Background: The Receptor Binding Domain (RBD) of the SARS-CoV-2 spike protein is the target for many COVID-19 vaccines. Here we report results for phase I clinical trial of two COVID-19 vaccine candidates based on recombinant dimeric RBD (d-RBD).
Methods: We performed a randomized, double-blind, phase I clinical trial in the National Centre of Toxicology in Havana. Sixty Cuban volunteers aged 19-59 years were randomized into three groups (20 subjects each): 1) FINLAY-FR-1 (50 µg d-RBD plus outer membrane vesicles from N. meningitidis); 2) FINLAY-FR-1A-50 (50 µg d-RBD, three doses); 3) FINLAY-FR-1A-25 (25 µg d-RDB, three doses). The FINLAY-FR-1 group was randomly divided to receive a third dose of the same vaccine candidate (homologous schedule) or FINLAY-FR-1A-50 (heterologous schedule). The primary outcomes were safety and reactogenicity. The secondary outcome was vaccine immunogenicity. Humoral response at baseline and following each vaccination was evaluated using live-virus neutralization test, anti-RBD IgG ELISA and in-vitro neutralization test of RBD:hACE2 interaction.
Results: Most adverse events were of mild intensity (63.5%), solicited (58.8%), and local (61.8%); 69.4% with causal association with vaccination. Serious adverse events were not found. The FINLAY-FR-1 group reported more subjects with adverse events than the other two groups. After the third dose, anti-RBD seroconversion was 100%, 94.4% and 90% for the FINLAY-FR-1, FINLAY-FR-1A-50 and FINLAY-FR-1A-25 respectively. The in-vitro inhibition of RBD:hACE2 interaction increased after the second dose in all formulations. The geometric mean neutralizing titres after the third dose rose significantly in the group vaccinated with FINLAY-FR-1 with respect to the other formulations and the COVID-19 Convalescent Serum Panel. No differences were found between FINLAY-FR-1 homologous or heterologous schedules.

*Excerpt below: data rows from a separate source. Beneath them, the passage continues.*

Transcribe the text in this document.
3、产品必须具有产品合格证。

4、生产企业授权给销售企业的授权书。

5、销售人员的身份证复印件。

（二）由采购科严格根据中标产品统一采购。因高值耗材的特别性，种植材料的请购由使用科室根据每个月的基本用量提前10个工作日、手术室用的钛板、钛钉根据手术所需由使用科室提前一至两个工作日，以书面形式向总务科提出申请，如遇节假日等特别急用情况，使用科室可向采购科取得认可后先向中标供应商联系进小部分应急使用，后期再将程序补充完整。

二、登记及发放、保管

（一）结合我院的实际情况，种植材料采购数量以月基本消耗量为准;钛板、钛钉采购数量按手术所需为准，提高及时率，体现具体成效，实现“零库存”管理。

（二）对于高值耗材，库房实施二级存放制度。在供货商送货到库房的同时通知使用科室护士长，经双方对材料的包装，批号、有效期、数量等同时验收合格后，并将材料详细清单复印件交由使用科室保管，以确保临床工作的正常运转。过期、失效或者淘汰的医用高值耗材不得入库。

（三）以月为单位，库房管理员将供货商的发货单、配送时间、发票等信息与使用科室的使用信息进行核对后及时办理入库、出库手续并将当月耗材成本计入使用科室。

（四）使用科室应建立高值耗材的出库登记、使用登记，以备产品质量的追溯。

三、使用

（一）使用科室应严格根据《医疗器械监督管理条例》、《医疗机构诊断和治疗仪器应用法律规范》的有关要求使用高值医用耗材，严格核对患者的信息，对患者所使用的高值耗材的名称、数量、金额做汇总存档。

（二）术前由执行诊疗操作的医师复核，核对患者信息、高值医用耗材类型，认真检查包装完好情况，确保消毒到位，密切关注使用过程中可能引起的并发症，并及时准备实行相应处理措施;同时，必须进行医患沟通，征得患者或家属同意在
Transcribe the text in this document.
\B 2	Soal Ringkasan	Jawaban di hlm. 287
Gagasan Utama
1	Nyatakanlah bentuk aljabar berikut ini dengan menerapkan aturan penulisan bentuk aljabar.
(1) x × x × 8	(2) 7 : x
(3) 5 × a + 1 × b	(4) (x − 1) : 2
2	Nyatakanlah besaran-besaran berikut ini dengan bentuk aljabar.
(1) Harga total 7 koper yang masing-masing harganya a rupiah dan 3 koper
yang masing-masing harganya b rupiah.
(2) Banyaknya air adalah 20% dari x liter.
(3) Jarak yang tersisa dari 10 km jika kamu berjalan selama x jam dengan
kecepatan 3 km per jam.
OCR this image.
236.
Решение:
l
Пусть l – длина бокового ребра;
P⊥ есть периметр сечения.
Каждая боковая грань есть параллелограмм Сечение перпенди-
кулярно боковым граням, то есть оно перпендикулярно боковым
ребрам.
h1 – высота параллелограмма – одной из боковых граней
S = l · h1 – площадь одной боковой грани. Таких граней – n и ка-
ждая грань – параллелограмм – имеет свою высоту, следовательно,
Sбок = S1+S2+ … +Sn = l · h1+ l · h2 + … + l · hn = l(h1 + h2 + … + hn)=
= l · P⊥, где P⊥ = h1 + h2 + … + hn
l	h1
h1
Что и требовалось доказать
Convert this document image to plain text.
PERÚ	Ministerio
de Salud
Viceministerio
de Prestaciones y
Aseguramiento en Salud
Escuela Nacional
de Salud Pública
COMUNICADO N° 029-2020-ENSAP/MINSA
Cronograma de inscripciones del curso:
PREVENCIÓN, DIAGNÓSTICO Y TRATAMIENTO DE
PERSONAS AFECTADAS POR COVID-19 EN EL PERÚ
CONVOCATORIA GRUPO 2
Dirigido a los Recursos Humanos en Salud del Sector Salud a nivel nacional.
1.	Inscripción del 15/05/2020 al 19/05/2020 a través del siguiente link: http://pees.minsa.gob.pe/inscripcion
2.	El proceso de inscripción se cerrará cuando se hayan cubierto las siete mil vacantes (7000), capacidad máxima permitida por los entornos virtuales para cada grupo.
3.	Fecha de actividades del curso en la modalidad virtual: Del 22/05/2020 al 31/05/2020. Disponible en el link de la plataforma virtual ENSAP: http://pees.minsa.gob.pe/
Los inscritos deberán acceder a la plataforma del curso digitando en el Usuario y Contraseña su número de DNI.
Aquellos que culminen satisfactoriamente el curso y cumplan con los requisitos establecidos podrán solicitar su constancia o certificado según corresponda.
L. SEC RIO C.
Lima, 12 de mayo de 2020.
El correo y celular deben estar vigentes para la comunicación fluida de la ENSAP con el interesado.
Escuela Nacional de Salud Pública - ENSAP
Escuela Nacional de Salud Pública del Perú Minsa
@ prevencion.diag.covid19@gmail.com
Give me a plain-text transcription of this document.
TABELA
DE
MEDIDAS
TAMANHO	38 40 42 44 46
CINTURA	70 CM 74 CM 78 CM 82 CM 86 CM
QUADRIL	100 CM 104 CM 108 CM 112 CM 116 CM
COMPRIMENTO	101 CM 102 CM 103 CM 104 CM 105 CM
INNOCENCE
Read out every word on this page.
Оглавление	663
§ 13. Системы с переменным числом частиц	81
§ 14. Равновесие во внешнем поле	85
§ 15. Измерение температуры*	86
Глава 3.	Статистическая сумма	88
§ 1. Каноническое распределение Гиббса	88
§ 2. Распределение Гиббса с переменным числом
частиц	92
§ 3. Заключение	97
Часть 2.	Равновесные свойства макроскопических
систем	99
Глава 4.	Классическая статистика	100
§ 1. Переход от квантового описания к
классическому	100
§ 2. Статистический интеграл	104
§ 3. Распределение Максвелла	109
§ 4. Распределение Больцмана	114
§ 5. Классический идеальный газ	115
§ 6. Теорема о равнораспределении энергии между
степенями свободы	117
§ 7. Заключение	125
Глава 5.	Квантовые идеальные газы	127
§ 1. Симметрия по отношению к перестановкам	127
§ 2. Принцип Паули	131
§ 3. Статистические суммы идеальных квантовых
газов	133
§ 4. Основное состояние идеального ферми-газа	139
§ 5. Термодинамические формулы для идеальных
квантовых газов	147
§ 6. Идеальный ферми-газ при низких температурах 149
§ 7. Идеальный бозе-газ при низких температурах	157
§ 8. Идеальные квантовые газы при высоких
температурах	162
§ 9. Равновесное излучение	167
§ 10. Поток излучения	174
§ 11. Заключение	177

Conclusions: Vaccine candidates were safe and immunogenic, and induced live-virus neutralizing antibodies against SARS-CoV-2. The highest values were obtained when outer membrane vesicles were used as adjuvant.
Trial registry: https://rpcec.sld.cu/en/trials/RPCEC00000338-En.

Keywords: Adjuvants; COVID-19; Coronavirus infection; Immunization schedule; Immunopotentiator; Neutralizing antibodies; SARS-CoV-2; Vaccines.